I may finally be getting ‘I can stay in bed as late as I want!’ out of my system
Author

Sharon Machlis

Published

June 29, 2025

If you’re naturally a night owl but work a conventional white-collar schedule, you spend a good chunk of your life battling your biological clock.

That was me, mostly. I’m not a true stay-up-until-3-am type, but 9 am meetings were definitely not optimal for me either. One of the many things I looked forward to in retirement was being able to (mostly) wake up and start my days whenever I want. What a luxury after so many years of alarm clocks!

Some days now I stay in bed until after 10, although there are also (fewer) days I head to the gym at 8:30. The best thing: I’m usually in control of the choice. And since I deeply craved NOT having to start my days on someone else’s too-early-for-me schedule, there have been a lot of later starts to my days.

But does that still make sense now that the newness of retirement is wearing off?

I’m not sure.

Eleven months (!) into retirement, I think I’m finally getting “I can stay in bed as late as I want!” out of my system. 😅

In fact, much to my surprise, I feel ready to try starting more of my mornings a little earlier.

A key advantage to waking up earlier: more daylight! I’m one of those people who craves light, especially natural sunlight. When I sleep later, I miss out on hours of light and spend more time in darkness. That works well for some real night owls. It doesn’t for me.

So now I plan to experiment with setting some morning alarms again, even if I’ve got nothing specific on my AM schedule.

If I’m able to craft a new self image that doesn’t involve a professional title, surely I can test drive what shifting my preferred schedule might look like!

That may not sound like a big deal, I know. But it would be a significant change for me. My self image has always included “likes to sleep late and wake up late.” I’ve never seen myself as an early riser by choice. Or, in this case, more like early-ish. I won’t be up with my husband at or before dawn! But I might be at 8 or 8:30.

There’s a big difference between setting the alarm for a work meeting, and setting it so I can enjoy more morning daylight.

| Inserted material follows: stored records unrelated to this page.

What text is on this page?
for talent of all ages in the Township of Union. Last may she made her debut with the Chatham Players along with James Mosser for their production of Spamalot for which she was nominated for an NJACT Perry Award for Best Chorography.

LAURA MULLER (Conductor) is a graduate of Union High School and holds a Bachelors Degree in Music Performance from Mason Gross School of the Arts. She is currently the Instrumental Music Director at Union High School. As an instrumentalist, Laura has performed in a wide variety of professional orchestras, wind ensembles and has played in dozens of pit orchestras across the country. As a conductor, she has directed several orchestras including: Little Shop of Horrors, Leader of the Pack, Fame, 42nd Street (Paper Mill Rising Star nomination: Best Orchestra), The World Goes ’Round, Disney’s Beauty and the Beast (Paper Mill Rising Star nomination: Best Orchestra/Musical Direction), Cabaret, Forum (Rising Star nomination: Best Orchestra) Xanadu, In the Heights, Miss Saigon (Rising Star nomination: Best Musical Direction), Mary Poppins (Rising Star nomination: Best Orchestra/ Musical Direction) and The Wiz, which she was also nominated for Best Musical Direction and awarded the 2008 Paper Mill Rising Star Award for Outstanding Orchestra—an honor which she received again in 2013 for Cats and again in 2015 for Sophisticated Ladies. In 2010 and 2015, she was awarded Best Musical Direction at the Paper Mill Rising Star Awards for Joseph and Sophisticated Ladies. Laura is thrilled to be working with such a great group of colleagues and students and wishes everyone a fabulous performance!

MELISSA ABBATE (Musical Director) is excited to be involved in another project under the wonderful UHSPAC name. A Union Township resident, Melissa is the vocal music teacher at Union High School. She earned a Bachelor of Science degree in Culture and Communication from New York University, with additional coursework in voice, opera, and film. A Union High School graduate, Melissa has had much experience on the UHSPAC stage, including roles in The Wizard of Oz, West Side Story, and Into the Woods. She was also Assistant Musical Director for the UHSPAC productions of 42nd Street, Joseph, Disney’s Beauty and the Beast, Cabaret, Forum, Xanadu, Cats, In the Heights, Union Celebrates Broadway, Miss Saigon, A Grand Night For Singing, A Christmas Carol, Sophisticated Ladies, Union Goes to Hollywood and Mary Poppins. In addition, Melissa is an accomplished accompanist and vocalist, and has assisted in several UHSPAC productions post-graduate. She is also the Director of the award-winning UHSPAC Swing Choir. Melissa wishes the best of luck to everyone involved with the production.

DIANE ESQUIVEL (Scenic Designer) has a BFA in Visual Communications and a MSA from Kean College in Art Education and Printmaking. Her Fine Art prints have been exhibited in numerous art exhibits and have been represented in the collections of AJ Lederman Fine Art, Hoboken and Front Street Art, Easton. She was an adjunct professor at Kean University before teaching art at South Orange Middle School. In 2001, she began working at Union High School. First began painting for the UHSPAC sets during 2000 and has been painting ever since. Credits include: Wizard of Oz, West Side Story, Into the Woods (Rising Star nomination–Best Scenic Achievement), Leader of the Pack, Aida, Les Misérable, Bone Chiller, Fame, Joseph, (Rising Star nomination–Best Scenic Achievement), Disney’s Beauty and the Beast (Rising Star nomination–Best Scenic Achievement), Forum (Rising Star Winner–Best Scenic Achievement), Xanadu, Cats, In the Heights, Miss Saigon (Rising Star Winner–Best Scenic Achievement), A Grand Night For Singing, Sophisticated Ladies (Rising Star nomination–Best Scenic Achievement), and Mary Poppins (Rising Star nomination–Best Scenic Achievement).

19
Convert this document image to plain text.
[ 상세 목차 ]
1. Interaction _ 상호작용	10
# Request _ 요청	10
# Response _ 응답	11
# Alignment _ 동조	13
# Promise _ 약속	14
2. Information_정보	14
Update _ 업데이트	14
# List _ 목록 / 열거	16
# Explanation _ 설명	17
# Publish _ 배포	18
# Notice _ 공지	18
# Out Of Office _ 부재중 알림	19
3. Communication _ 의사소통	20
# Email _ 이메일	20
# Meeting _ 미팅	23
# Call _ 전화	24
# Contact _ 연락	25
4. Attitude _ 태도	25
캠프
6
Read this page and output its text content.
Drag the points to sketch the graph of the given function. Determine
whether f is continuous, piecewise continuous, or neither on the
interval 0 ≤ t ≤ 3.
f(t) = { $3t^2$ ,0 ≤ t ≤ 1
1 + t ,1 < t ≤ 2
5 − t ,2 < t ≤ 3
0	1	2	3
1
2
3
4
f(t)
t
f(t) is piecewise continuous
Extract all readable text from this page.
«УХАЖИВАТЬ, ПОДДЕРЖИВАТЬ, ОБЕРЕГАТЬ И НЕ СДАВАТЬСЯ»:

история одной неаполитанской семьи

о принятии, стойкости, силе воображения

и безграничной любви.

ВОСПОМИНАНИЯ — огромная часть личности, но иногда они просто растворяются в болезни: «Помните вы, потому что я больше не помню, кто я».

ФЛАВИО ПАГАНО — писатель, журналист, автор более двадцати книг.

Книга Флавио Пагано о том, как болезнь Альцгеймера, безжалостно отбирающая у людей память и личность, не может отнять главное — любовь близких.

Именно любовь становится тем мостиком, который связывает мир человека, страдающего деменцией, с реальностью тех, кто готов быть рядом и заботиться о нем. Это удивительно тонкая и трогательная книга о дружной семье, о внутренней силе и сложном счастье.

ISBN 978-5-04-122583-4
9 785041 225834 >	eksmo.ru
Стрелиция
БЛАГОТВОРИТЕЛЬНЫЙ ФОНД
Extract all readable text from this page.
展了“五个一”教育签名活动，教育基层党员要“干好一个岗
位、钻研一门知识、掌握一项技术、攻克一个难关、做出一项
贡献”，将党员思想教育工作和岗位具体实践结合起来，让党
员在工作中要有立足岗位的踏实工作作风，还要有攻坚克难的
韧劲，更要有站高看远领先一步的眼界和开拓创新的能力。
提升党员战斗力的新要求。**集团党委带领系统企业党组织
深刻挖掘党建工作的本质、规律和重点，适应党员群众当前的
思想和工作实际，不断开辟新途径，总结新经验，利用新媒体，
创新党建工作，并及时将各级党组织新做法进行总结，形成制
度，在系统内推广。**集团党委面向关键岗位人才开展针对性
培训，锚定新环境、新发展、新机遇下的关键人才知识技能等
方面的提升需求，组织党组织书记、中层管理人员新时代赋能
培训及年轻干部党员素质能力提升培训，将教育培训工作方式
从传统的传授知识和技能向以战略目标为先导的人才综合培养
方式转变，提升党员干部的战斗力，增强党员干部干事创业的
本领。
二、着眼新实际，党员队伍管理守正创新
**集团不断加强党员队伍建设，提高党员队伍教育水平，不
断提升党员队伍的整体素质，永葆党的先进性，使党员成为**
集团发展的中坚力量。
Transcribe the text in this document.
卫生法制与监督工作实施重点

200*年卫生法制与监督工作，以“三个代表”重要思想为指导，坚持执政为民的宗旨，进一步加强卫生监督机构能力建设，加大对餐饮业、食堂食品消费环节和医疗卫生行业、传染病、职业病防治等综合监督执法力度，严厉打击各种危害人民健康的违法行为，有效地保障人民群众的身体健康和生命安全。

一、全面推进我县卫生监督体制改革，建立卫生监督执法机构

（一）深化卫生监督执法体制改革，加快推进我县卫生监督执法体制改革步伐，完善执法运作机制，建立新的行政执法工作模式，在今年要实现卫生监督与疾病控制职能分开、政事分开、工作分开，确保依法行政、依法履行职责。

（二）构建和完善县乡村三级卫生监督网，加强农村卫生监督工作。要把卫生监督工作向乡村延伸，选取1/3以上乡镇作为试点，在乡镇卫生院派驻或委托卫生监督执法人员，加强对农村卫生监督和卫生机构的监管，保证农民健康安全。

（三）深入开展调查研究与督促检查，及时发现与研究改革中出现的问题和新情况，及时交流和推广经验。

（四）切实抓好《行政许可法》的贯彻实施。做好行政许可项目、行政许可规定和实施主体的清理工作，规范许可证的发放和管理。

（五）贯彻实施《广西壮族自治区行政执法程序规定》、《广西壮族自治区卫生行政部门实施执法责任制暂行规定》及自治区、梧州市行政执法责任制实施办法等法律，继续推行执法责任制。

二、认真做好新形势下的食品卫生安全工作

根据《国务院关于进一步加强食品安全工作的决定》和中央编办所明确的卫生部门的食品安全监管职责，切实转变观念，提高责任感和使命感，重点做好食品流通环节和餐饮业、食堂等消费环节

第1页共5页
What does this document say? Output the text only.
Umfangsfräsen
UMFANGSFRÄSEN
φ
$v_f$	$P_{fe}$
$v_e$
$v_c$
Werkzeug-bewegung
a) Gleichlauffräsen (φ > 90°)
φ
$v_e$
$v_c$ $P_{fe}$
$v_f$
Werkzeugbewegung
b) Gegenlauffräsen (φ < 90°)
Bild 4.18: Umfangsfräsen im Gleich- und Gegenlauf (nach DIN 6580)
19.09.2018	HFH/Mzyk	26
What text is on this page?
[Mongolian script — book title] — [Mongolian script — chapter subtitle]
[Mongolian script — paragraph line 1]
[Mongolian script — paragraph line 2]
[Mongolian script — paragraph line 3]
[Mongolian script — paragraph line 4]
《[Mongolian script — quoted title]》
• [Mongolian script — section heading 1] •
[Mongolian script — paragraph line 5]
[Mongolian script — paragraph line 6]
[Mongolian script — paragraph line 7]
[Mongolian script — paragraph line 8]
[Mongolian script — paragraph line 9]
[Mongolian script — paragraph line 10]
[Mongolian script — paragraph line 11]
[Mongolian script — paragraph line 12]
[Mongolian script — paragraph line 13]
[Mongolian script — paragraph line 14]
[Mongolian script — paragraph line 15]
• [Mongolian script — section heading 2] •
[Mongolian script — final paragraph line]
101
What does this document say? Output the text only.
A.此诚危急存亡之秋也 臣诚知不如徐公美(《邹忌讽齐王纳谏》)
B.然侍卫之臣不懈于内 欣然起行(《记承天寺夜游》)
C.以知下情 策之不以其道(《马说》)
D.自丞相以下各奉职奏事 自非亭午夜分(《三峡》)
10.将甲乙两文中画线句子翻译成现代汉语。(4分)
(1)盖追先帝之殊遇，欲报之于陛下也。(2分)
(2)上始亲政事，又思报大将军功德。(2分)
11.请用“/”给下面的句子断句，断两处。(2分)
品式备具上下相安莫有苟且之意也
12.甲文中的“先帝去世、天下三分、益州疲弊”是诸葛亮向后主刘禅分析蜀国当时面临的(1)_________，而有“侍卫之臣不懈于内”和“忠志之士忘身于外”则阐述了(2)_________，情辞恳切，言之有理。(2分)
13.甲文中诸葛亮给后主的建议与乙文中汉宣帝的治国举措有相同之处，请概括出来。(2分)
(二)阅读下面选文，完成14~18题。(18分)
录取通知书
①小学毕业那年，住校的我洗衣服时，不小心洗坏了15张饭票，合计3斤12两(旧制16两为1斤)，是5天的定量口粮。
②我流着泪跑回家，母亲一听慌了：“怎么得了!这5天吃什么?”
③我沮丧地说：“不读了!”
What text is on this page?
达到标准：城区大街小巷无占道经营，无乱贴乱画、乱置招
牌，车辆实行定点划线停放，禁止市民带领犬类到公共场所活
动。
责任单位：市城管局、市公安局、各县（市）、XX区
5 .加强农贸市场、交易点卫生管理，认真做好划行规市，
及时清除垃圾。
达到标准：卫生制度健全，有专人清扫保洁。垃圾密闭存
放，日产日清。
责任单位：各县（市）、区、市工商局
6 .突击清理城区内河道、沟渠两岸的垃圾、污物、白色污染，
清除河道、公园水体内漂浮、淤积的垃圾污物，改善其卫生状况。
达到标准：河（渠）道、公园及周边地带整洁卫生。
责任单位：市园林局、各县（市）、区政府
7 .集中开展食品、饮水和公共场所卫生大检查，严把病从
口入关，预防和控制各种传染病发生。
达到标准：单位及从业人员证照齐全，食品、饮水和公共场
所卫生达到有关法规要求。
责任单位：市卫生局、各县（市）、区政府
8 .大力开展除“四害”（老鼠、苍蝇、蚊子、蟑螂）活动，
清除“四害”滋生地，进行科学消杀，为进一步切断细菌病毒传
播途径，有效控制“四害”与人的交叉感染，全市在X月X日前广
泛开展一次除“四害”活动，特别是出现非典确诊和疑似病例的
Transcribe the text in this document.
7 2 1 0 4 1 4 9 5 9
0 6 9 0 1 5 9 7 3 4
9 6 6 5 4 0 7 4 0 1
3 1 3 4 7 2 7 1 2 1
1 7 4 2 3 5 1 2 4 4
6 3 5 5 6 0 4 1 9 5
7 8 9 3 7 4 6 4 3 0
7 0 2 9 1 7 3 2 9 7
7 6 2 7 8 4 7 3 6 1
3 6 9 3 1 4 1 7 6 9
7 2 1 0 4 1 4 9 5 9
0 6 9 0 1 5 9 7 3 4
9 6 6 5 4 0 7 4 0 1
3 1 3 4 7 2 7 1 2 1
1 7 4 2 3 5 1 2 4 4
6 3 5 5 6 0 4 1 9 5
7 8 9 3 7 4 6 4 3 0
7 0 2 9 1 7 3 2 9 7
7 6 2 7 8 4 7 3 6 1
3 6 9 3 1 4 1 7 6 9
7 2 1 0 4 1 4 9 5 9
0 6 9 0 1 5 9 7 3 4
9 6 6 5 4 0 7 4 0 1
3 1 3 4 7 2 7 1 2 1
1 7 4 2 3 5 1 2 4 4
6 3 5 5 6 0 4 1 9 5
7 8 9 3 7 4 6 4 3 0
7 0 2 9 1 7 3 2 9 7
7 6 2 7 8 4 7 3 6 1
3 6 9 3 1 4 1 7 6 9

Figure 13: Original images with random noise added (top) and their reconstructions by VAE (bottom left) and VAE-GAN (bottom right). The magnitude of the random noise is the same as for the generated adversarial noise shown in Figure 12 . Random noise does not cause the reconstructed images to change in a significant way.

Now my earlier mornings might start with a cup of tea on the patio, or going for a morning run before it gets too hot, or some morning classes, or meeting a friend before lunch.

Maybe a great morning doesn’t always mean I can sleep as late as I want.

I see this as another sign that my retirement is a lot more than just “I stopped working” – which is how I imagined it would be when I was younger. It’s not just “stopping”. It’s also very much starting. It’s a gift of time and emotional space – one that allows me to look at my life with a fresh eye and spirit of “just because that’s how I’ve always been doesn’t mean that’s who I want to be now.”

But I still plan to sleep late most weekends.